|  | 2026 San Beda Red Lions basketball team |
- University: San Beda University
- History: SBC Red Lions (until 2018); SBU Red Lions (since 2018);
- Head coach: Yuri Escueta (5th season)
- Location: Mendiola, Manila
- Nickname: Red Lions
- Colors: Red and White

PCCL Championships (2)
- 2014, 2015

NCAA Championships (24)
- 1927; 1934; 1935; 1936; 1940; 1951; 1952; 1955; 1959; 1977; 1978; 2006; 2007; 2008; 2010; 2011; 2012; 2013; 2014; 2016; 2017; 2018; 2023; 2025;

= San Beda Red Lions basketball =

Philippine collegiate basketball team

The San Beda Red Lions basketball program represents San Beda University (SBU) in men's basketball as a member of the National Collegiate Athletic Association (Philippines) (NCAA).
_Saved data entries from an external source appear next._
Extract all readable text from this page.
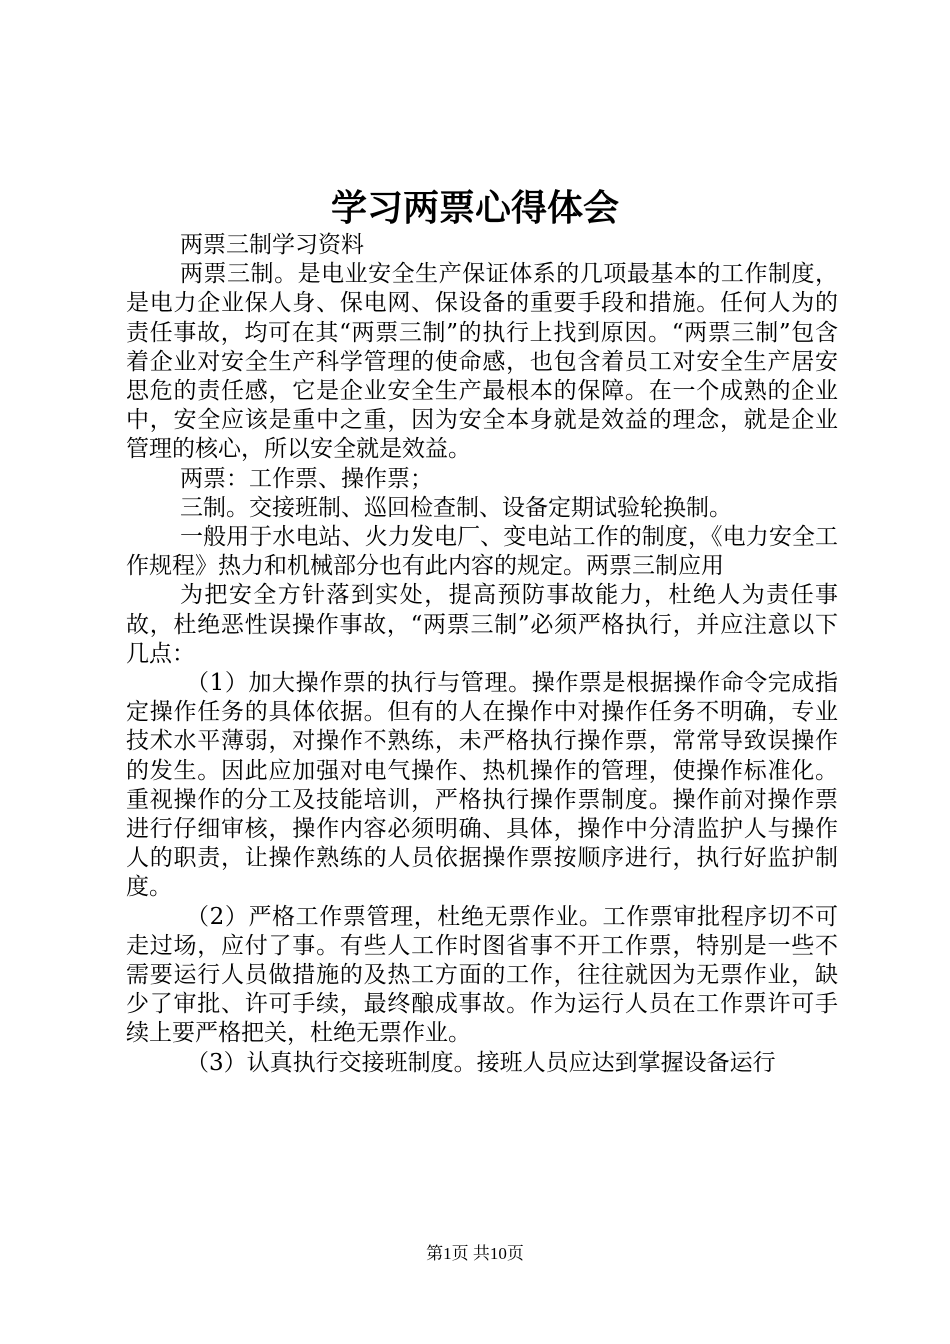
学习两票心得体会

两票三制学习资料

两票三制。是电业安全生产保证体系的几项最基本的工作制度，是电力企业保人身、保电网、保设备的重要手段和措施。任何人为的责任事故，均可在其“两票三制”的执行上找到原因。“两票三制”包含着企业对安全生产科学管理的使命感，也包含着员工对安全生产居安思危的责任感，它是企业安全生产最根本的保障。在一个成熟的企业中，安全应该是重中之重，因为安全本身就是效益的理念，就是企业管理的核心，所以安全就是效益。

两票：工作票、操作票；

三制。交接班制、巡回检查制、设备定期试验轮换制。

一般用于水电站、火力发电厂、变电站工作的制度，《电力安全工作规程》热力和机械部分也有此内容的规定。两票三制应用

为把安全方针落到实处，提高预防事故能力，杜绝人为责任事故，杜绝恶性误操作事故，“两票三制”必须严格执行，并应注意以下几点：

（1）加大操作票的执行与管理。操作票是根据操作命令完成指定操作任务的具体依据。但有的人在操作中对操作任务不明确，专业技术水平薄弱，对操作不熟练，未严格执行操作票，常常导致误操作的发生。因此应加强对电气操作、热机操作的管理，使操作标准化。重视操作的分工及技能培训，严格执行操作票制度。操作前对操作票进行仔细审核，操作内容必须明确、具体，操作中分清监护人与操作人的职责，让操作熟练的人员依据操作票按顺序进行，执行好监护制度。

（2）严格工作票管理，杜绝无票作业。工作票审批程序切不可走过场，应付了事。有些人工作时图省事不开工作票，特别是一些不需要运行人员做措施的及热工方面的工作，往往就因为无票作业，缺少了审批、许可手续，最终酿成事故。作为运行人员在工作票许可手续上要严格把关，杜绝无票作业。

（3）认真执行交接班制度。接班人员应达到掌握设备运行

第1页 共10页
The San Beda Red Lions are the only remaining founding team in the NCAA.

== History ==
Then known as San Beda College (SBC), the Mendiola-based school co-founded the NCAA in 1924, winning its first seniors' basketball title in 1927, then three straight titles from 1934 to 1936. Their three-year title run during the 1930s was led by Charles Borck.
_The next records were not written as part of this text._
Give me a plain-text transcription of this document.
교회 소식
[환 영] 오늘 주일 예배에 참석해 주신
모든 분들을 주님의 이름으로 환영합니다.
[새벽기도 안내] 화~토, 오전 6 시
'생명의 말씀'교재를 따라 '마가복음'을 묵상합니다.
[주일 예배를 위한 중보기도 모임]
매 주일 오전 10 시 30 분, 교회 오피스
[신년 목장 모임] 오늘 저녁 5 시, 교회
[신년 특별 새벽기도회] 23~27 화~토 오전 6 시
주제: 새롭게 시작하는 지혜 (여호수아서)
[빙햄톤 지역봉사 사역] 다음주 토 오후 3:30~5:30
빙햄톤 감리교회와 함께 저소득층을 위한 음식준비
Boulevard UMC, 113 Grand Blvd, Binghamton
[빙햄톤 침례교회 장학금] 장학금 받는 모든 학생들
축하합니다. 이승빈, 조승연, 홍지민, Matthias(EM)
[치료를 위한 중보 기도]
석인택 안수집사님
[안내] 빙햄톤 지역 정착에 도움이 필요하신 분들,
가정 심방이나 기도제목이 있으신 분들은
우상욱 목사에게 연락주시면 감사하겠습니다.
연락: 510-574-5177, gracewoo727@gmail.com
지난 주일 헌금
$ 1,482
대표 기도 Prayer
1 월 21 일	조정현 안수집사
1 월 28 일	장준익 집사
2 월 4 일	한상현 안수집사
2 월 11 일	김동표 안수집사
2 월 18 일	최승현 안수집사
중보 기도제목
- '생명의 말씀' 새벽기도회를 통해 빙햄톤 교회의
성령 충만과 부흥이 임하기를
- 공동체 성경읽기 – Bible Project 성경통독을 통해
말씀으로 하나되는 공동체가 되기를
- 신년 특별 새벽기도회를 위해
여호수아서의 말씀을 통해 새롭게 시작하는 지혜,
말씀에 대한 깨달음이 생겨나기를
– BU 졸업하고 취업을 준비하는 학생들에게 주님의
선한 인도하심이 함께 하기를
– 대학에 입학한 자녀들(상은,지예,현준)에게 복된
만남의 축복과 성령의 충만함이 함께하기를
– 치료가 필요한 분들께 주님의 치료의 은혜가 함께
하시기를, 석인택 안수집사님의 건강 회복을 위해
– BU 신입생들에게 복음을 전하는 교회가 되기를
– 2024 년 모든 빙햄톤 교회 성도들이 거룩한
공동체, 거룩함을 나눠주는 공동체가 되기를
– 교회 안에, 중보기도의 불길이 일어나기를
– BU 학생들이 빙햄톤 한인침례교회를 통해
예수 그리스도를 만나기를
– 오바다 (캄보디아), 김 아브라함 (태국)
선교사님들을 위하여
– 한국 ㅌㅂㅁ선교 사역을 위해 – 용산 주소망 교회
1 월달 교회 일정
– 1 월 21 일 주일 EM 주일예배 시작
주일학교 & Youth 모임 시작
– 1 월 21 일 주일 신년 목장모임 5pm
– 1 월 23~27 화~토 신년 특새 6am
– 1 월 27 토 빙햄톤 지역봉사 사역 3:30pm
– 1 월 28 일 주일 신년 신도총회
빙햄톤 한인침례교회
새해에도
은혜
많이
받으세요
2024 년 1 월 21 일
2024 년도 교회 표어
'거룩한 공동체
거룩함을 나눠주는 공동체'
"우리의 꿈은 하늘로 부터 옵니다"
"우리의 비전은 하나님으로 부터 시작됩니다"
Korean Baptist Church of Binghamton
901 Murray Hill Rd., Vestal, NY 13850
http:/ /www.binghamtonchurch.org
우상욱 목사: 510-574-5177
=== Zamora Cup and 1970s back-to-back titles ===
The Zamora Cup was awarded to the first NCAA team that wins three titles after World War II. San Beda led by Carlos Loyzaga emerged as the frontrunner in 1952, winning two titles by then. The Ateneo Blue Eagles then won the next two titles. In 1955, San Beda and Ateneo made it to the Finals, in which the Red Lions won and kept permanent possession of the trophy. San Beda finished the 1950s with another title in 1959, this time led by Alberto Reynoso.

San Beda would not a win title again until 1977. Coached by Loreto Carbonell and led by Frankie Lim and Chito Loyzaga (Carlos's son), the Red Lions defeated Ateneo, with the deciding game being played behind closed doors due to rampant hooliganism at that time. The Red Lions defended their title in 1978, defeating the De La Salle Green Archers. San Beda withdrew from the NCAA in 1984 to focus on intramural events;

=== Return to the NCAA ===
San Beda returned in 1986 The Red Lions made it to the Finals in 1991, only to be thwarted by Benny Cheng's game winner for the Mapua Cardinals. They made another Finals appearance in 1996, this time against the undefeated four-time defending champions San Sebastian Stags but lost. The Red Lions again made it to the Finals in 1997 but were again defeated by the Stags. During this back-to-back Finals appearance, they were coached by Dong Vergeire.

San Beda won't make it to the playoffs again until 2004. On that season, they took the Perpetual Altas to two games in the semifinals before they were eliminated. Nash Racela, who was coaching the Red Lions at this time, was sacked at the middle of the next season and was replaced by Koy Banal.

=== Dynasty ===
In the 21st century, the Red Lions have qualified to 14 consecutive Finals, from 2006 to 2019. This was after a successful "End 28 at 82" run where they defeated the PCU Dolphins to end their 28-year title drought during the NCAA Season 82. The iconic team coached by Koy Banal the Red Lions were led by Yousif Aljamal, Ogie Menor and Nigerian import Samuel Ekwe. The next year, they matched the 1977–78 team by winning back-to-back titles defeating the Letran Knights. The Red Lions made it three consecutive titles in 2008, beating the JRU Heavy Bombers.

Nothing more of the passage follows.